Hospital capital purchasing is generally a bottom-up process to determine annual capital needs. The capital purchasing decisions are often vetted through a process analogous to Congressional budget approvals or the “Rope Line” at an exclusive event. Annually, departments are invited to submit a list for annual capital purchase consideration (waiting line). For new hospital Key Programs or service lines, capital items are often approved through an ancillary process that circumvents the standard review and allocation process and goes directly to the C-suite for sign off as part of the core investment in the startup business line (VIP ushers and bypasses the waiting line). However, the standard annual process typically involves the list of requested capital items vetted through a subcommittee of departmental leaders (administrators, physicians, nurse managers) to prioritize the list into buckets of ascending priority. Let’s call this the “Pretty Pony List.” Not every department is able to purchase their pretty pony as the institution typically establishes a fixed amount for annual capital purchases.

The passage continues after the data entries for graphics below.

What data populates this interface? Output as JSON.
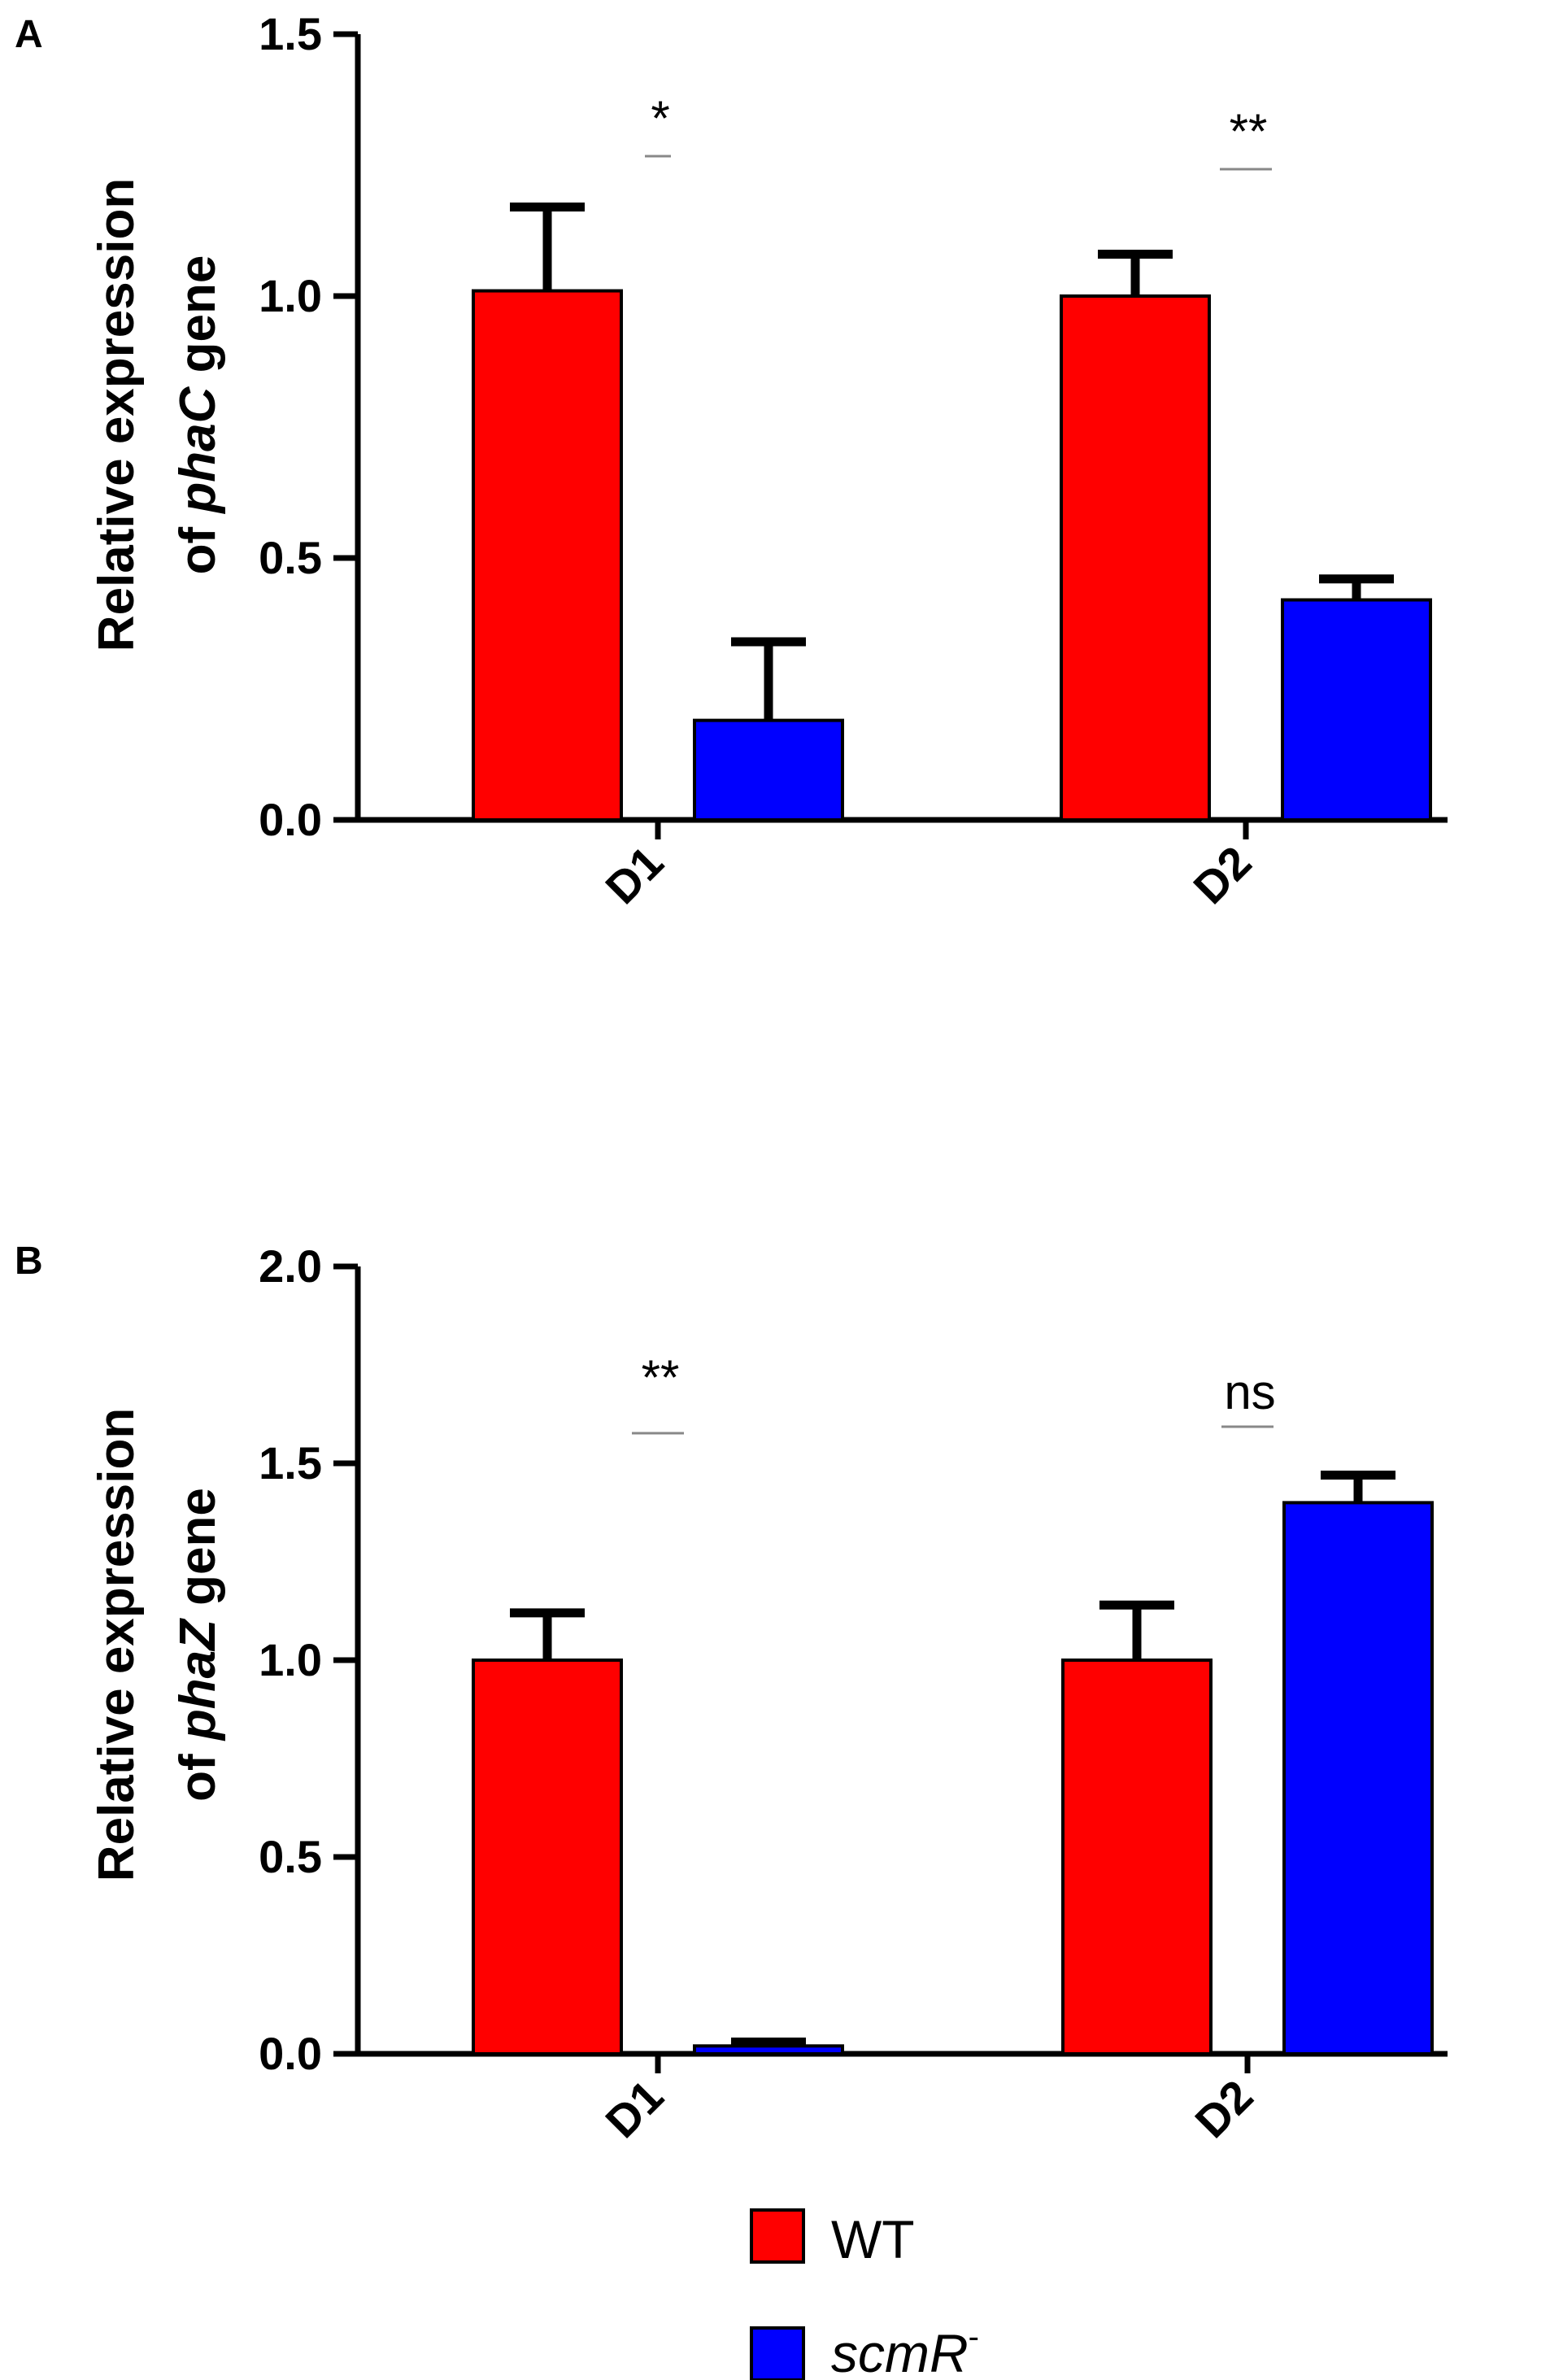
{
  "chart_data": [
    {
      "type": "bar",
      "panel": "A",
      "ylabel_line1": "Relative expression",
      "ylabel_line2_prefix": "of ",
      "ylabel_gene": "phaC",
      "ylabel_line2_suffix": " gene",
      "categories": [
        "D1",
        "D2"
      ],
      "ylim": [
        0,
        1.5
      ],
      "yticks": [
        "0.0",
        "0.5",
        "1.0",
        "1.5"
      ],
      "series": [
        {
          "name": "WT",
          "color": "#ff0000",
          "values": [
            1.01,
            1.0
          ],
          "errors": [
            0.16,
            0.08
          ]
        },
        {
          "name": "scmR-",
          "color": "#0000ff",
          "values": [
            0.19,
            0.42
          ],
          "errors": [
            0.15,
            0.04
          ]
        }
      ],
      "significance": [
        "*",
        "**"
      ]
    },
    {
      "type": "bar",
      "panel": "B",
      "ylabel_line1": "Relative expression",
      "ylabel_line2_prefix": "of ",
      "ylabel_gene": "phaZ",
      "ylabel_line2_suffix": " gene",
      "categories": [
        "D1",
        "D2"
      ],
      "ylim": [
        0,
        2.0
      ],
      "yticks": [
        "0.0",
        "0.5",
        "1.0",
        "1.5",
        "2.0"
      ],
      "series": [
        {
          "name": "WT",
          "color": "#ff0000",
          "values": [
            1.0,
            1.0
          ],
          "errors": [
            0.12,
            0.14
          ]
        },
        {
          "name": "scmR-",
          "color": "#0000ff",
          "values": [
            0.02,
            1.4
          ],
          "errors": [
            0.01,
            0.07
          ]
        }
      ],
      "significance": [
        "**",
        "ns"
      ]
    }
  ],
  "legend": {
    "wt_label": "WT",
    "wt_color": "#ff0000",
    "mut_label": "scmR",
    "mut_superscript": "-",
    "mut_color": "#0000ff"
  }
}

The list is itemized by priority and is then generally sent to a small (appropriations) committee often including the CFO, COO, CEO and Senior level managers to determine which of the projects will get funded during the current capital purchasing cycle and which items will be pushed off until the next cycle or outright denied for funding consideration. Often there is some trading of items amongst the priority list so that the overall budget is maintained. Bearing witness and participation to very many capital purchasing exercises for new technology adoption, I have reduced down key factors that I believe underlie most of these decisions, and therefore should directly translate to any commercial diligence exercise for capital medical technologies within hospitals and hospital IDNs. My recommended diligence list of 10 for adoption of new technology are…

  1. Can the seller prove anticipated Return on Investment (ROIC) and impact on hospital revenue or reduce expenses?
  2. Does the item align with hospital vision or strategy?
  3. Is the item essential for patient experience or clinical care?
  4. Does the item provide a competitive advantage or marketing edge over competitors?
  5. Does the item replace necessary or mandatory equipment?
  6. Is the item important for patient safety or environmental regulatory metrics?
  7. Is the item necessary for key programs or providers to maintain market share?
  8. Are the hidden costs included (installation, training, integration, licensing fees, support, consumables, security, maintenance and service agreement)?
  9. Can technology be resold at the end of functional lifespan?
  10. Do key physicians/staff champion the adoption and utilization?